The feature isn’t official and isn’t live for anyone yet. It was surfaced by Android Authority in an APK teardown of Google Play Services version 26.26.33, where the outlet activated a hidden, inactive “info” page describing how the tool would work and which devices it would support. That makes this work-in-progress code, not a shipping product — Google hasn’t announced it or commented, and, as with any teardown, it could change before release or never ship at all. GSMArena subsequently reported on the same finding.

How the Quick Share PC backup is meant to work
According to the teardown, the whole thing is built on Quick Share — Google’s nearby-sharing tool that lives inside Android via Play Services and also has a companion app for Windows. You’d start setup from the Quick Share app on your PC, with both the phone and the computer signed into the same Google Account.
After that, it runs quietly in the background. Selected photos and videos back up automatically, on a daily basis, whenever your phone and PC are both switched on, near each other, and connected to the same Wi-Fi network. A manual “back up now” button is expected too, so you’re not stuck waiting for the daily pass. Because the files move locally over Wi-Fi straight to your PC, nothing touches the cloud — and it’s free.

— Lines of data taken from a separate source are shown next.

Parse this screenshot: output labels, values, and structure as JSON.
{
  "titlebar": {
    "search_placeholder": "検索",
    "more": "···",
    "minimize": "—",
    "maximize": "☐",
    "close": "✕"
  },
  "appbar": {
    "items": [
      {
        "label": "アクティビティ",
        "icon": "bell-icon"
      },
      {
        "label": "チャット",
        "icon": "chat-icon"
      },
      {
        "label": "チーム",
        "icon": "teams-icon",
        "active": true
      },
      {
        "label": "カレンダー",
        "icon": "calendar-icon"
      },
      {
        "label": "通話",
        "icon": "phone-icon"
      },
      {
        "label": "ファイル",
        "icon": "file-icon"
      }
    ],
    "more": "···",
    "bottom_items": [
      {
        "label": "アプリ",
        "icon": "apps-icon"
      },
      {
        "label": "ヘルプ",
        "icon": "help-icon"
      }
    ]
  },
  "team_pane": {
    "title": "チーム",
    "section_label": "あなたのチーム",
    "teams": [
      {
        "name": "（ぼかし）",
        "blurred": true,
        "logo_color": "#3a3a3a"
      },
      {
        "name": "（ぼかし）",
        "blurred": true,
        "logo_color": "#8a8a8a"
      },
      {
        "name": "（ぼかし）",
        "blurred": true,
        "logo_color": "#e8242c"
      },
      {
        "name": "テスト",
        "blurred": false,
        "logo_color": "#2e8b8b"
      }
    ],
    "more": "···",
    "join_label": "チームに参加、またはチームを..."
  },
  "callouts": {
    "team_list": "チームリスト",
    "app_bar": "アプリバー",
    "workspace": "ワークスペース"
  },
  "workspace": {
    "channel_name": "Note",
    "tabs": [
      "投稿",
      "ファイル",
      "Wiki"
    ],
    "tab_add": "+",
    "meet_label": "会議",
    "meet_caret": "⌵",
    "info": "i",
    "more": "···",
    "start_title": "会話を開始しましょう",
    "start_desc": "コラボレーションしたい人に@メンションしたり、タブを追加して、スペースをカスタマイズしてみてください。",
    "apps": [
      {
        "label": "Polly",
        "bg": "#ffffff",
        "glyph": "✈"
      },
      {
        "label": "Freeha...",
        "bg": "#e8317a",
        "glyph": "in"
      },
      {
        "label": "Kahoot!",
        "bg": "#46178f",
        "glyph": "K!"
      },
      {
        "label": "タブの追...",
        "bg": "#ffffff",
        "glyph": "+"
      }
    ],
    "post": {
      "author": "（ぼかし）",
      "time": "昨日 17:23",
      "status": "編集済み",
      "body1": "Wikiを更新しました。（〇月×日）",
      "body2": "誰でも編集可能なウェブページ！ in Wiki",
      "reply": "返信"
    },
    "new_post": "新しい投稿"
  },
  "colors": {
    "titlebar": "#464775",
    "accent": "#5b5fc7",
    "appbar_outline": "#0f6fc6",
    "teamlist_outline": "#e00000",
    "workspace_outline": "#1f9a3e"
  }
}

That’s a useful gap-filler if you’ve hit the limits of a free 15GB Google account and don’t want to pay for storage just to keep photos safe. It also isn’t the first unreleased Google feature to show up in code before any rollout — we recently saw the same with Google Messages chat themes in beta ahead of a wider launch.
Why the Android PC backup reportedly skips Samsung
Here’s the twist. The compatibility page in the teardown appears to exclude Samsung Galaxy smartphones from the feature. Word it carefully: the teardown indicates Samsung devices reportedly won’t be supported, not that Google has publicly declared as much. And since Samsung is the one brand specifically called out as unsupported, the assumption is that other Android phones are fine — though that, too, is an inference from the reporting rather than a confirmed list.
As for why, the leading theory from the coverage is that Samsung already ships its own Smart Switch app, which handles phone-to-PC backup and transfer. Notably, Smart Switch doesn’t currently do fully automatic, scheduled daily backups the way this new tool is designed to — so the exclusion may be about avoiding overlap with Samsung’s own software. That reasoning is speculation from the outlets, not a statement from either company; neither Google nor Samsung has commented.
If it holds, the practical cost falls on Galaxy owners, who would miss a free, automatic backup every other Android user gets — while being nudged toward a first-party app that, for now, doesn’t match it feature-for-feature.
When could Android PC backup arrive?
There’s no release date, no confirmation the feature ships in this form, and no word on the final supported-device list. What’s solid is the code-level evidence that it’s in development inside Play Services and that Samsung is named as excluded; everything about timing and the Smart Switch rationale is not. We’ll update this if Google says anything official.